To keep the forms straight, we run lengths of framing lumber along the bottoms, secured through the foam base into the gravel layer beneath with steel stakes. Corners call for extra bracing. To support interior column point-loads, we form 3-foot-by-3-foot pads using 2x12 lumber. The pads get three rows of #4 rebar 3 inches up from the bottom and three more 3 inches down from the top.
As soon as the footing concrete hardens, we install the vapor barrier and radon vent. In some cases, we’ll add another layer of 2-inch foam board over the vapor barrier, increasing the nominal R-value by 10. We fill the slab area to the top of the footings with compacted gravel, and we’re ready to frame the building (Figure 5). Once we’re closed in, the plumber roughs in the waste and supply lines, and we place the rebar or welded wire mesh to get ready for the concrete. Up to this point, the work has been done by my carpenters and our excavation sub, but we turn concrete placement and slab finishing over to a concrete sub.
Overall, the two-step grade-beam method actually takes less time and labor than the monolithic slab approach. While I can’t make a completely accurate cost comparison, my sense is that the labor savings offset the added cost of the ICFs. The method offers another significant advantage, too: Pouring the slab inside a dried-in building minimizes the adverse effects of weather and temperature. Should a future job find us pouring the slab after winter sets in, it’ll be relatively easy to heat the building above freezing until the slab is poured and has cured.
Before backfilling, we add 2 inches of foam to the outside edge of the foundation, over the ICF forms, which are only 2 inches thick. Here in Maine, carpenter ants find easy nesting in buried foam, so we do what we can to discourage them. We fold ice and water membrane into the corner between horizontal and vertical foam around the entire foundation (Figure 6). Later, after we frame and sheathe the walls, we cover the sill joint with another piece of membrane that overlaps the foundation strip. By code, a minimum 6 inches of vertical foundation edge must remain exposed between the wood line and the final grade. We cover it with Galvalume sheet metal, a neat and durable solution that’s easy to repair if it becomes necessary.

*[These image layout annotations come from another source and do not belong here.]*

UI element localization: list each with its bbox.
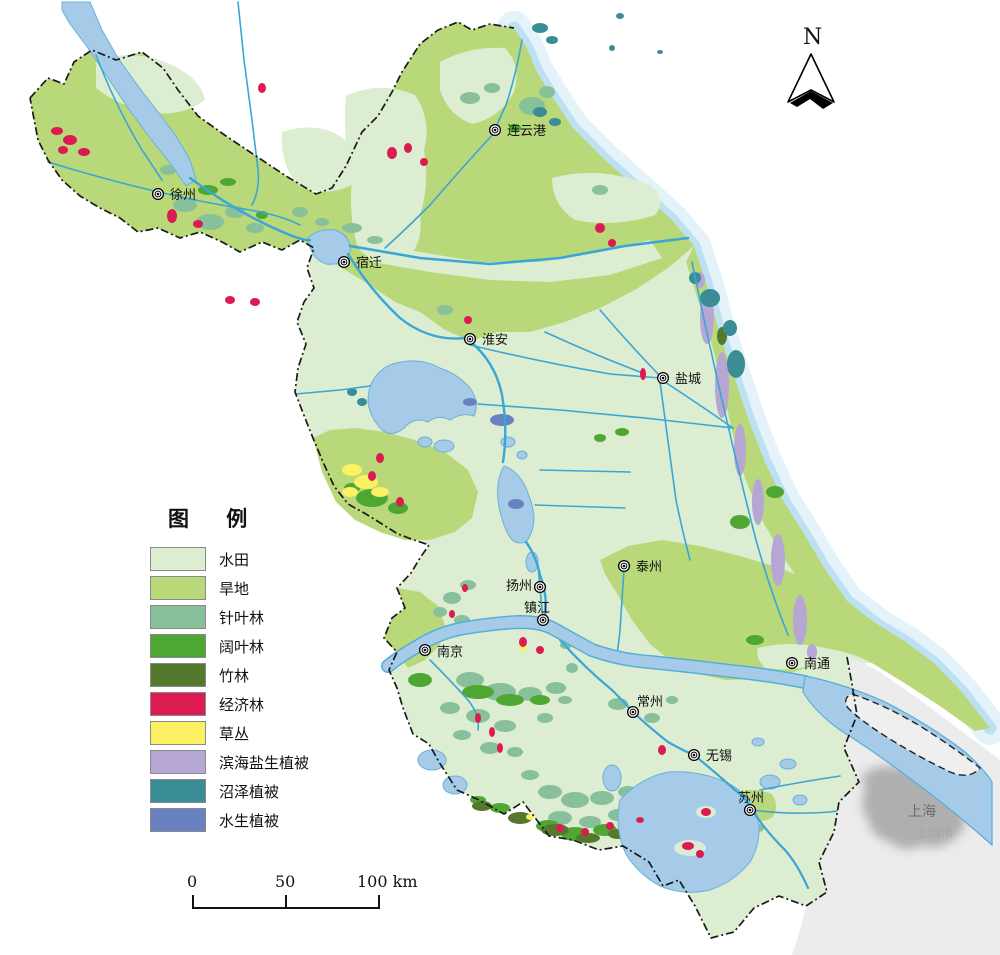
- scale-tick: [192, 895, 194, 907]
- city-marker-xuzhou: [151, 187, 165, 201]
- paddy-patches: [96, 47, 870, 670]
- scale-label-100km: 100 km: [357, 872, 418, 891]
- legend-label: 水生植被: [219, 811, 280, 830]
- shanghai-label: 上海: [908, 804, 936, 820]
- legend-label: 沼泽植被: [219, 782, 280, 801]
- legend-label: 草丛: [219, 724, 250, 743]
- legend-row: 经济林: [150, 692, 420, 716]
- legend-swatch-marsh: [150, 779, 206, 803]
- city-labels: 连云港 徐州 宿迁 淮安 盐城 扬州 泰州 镇江 南京 南通 常州 无锡 苏州 …: [170, 123, 954, 841]
- city-marker-yangzhou: [533, 580, 547, 594]
- coastal-saline-patches: [695, 272, 817, 660]
- city-marker-suqian: [337, 255, 351, 269]
- chongming-island: [845, 693, 981, 776]
- city-label-xuzhou: 徐州: [170, 188, 196, 203]
- scale-bar-labels: 0 50 100 km: [187, 872, 422, 894]
- city-label-zhenjiang: 镇江: [524, 601, 550, 616]
- city-marker-yancheng: [656, 371, 670, 385]
- legend-row: 草丛: [150, 721, 420, 745]
- north-arrow: N: [787, 25, 835, 109]
- legend-label: 旱地: [219, 579, 250, 598]
- legend-swatch-grass: [150, 721, 206, 745]
- city-label-wuxi: 无锡: [706, 749, 732, 764]
- legend-swatch-saline: [150, 750, 206, 774]
- lake-taihu: [617, 771, 760, 893]
- province-boundary: [29, 21, 860, 939]
- city-marker-wuxi: [687, 748, 701, 762]
- legend-label: 阔叶林: [219, 637, 265, 656]
- north-arrow-label: N: [803, 25, 822, 50]
- legend-swatch-economic: [150, 692, 206, 716]
- legend-swatch-coniferous: [150, 605, 206, 629]
- city-marker-changzhou: [626, 705, 640, 719]
- yangtze-river: [381, 614, 993, 847]
- legend-swatch-aquatic: [150, 808, 206, 832]
- legend-row: 水生植被: [150, 808, 420, 832]
- legend-row: 针叶林: [150, 605, 420, 629]
- city-label-changzhou: 常州: [637, 695, 663, 710]
- legend-label: 针叶林: [219, 608, 265, 627]
- city-label-lianyungang: 连云港: [507, 123, 546, 139]
- city-label-suqian: 宿迁: [356, 255, 382, 271]
- city-marker-nanjing: [418, 643, 432, 657]
- legend-swatch-broadleaf: [150, 634, 206, 658]
- city-label-huaian: 淮安: [482, 333, 508, 348]
- north-arrow-glyph: [787, 53, 835, 103]
- legend-label: 竹林: [219, 666, 250, 685]
- scale-label-0: 0: [187, 872, 198, 891]
- scale-label-50: 50: [275, 872, 296, 891]
- lake-hongze: [367, 360, 477, 434]
- shanghai-area-label: 上海市: [915, 825, 954, 841]
- legend-row: 滨海盐生植被: [150, 750, 420, 774]
- city-marker-zhenjiang: [536, 613, 550, 627]
- scale-tick: [378, 895, 380, 907]
- city-label-nanjing: 南京: [437, 644, 463, 660]
- city-marker-huaian: [463, 332, 477, 346]
- legend-swatch-bamboo: [150, 663, 206, 687]
- city-label-taizhou: 泰州: [636, 560, 662, 575]
- legend-swatch-dryland: [150, 576, 206, 600]
- legend-row: 沼泽植被: [150, 779, 420, 803]
- city-label-yangzhou: 扬州: [506, 579, 532, 594]
- scale-tick: [285, 895, 287, 907]
- legend-label: 经济林: [219, 695, 265, 714]
- lake-luoma: [307, 229, 351, 265]
- scale-bar: 0 50 100 km: [187, 872, 422, 917]
- city-label-suzhou: 苏州: [738, 790, 764, 806]
- city-label-nantong: 南通: [804, 656, 830, 672]
- city-markers: [151, 123, 799, 817]
- city-label-yancheng: 盐城: [675, 372, 701, 387]
- lake-weishan: [61, 1, 197, 187]
- legend-label: 滨海盐生植被: [219, 753, 310, 772]
- marsh-vegetation-patches: [347, 13, 745, 406]
- rivers: [47, 1, 883, 890]
- legend-row: 旱地: [150, 576, 420, 600]
- legend-row: 竹林: [150, 663, 420, 687]
- legend-row: 阔叶林: [150, 634, 420, 658]
- lakes: [61, 1, 808, 893]
- legend-row: 水田: [150, 547, 420, 571]
- city-marker-nantong: [785, 656, 799, 670]
- legend-title: 图 例: [168, 506, 250, 531]
- aquatic-vegetation-patches: [463, 398, 524, 509]
- legend-swatch-paddy: [150, 547, 206, 571]
- legend-label: 水田: [219, 550, 250, 569]
- city-marker-taizhou: [617, 559, 631, 573]
- scale-bar-line: [192, 894, 380, 909]
- city-marker-lianyungang: [488, 123, 502, 137]
- economic-forest-patches: [51, 83, 711, 858]
- legend: 图 例 水田 旱地 针叶林 阔叶林 竹林 经济林 草丛: [150, 503, 420, 837]
- city-marker-suzhou: [743, 803, 757, 817]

The advantages of an FPSF are considerable: lower cost, faster installation, less disturbance to the site, fewer subcontractors to schedule, and simpler detailing and finishing. Its ready applicability to super-insulated passive-solar design only adds to the list. But because it’s an unfamiliar foundation, it’s critical to resolve all structural questions and to address the clients’ concerns about durability and aesthetics. We find that once these issues are covered, however, a frost-protected shallow foundation is a nearly ideal base.
Alan Gibson co-owns G-O Logic, a design-build company in Belfast, Maine. His partner is architect Matthew O’Malia.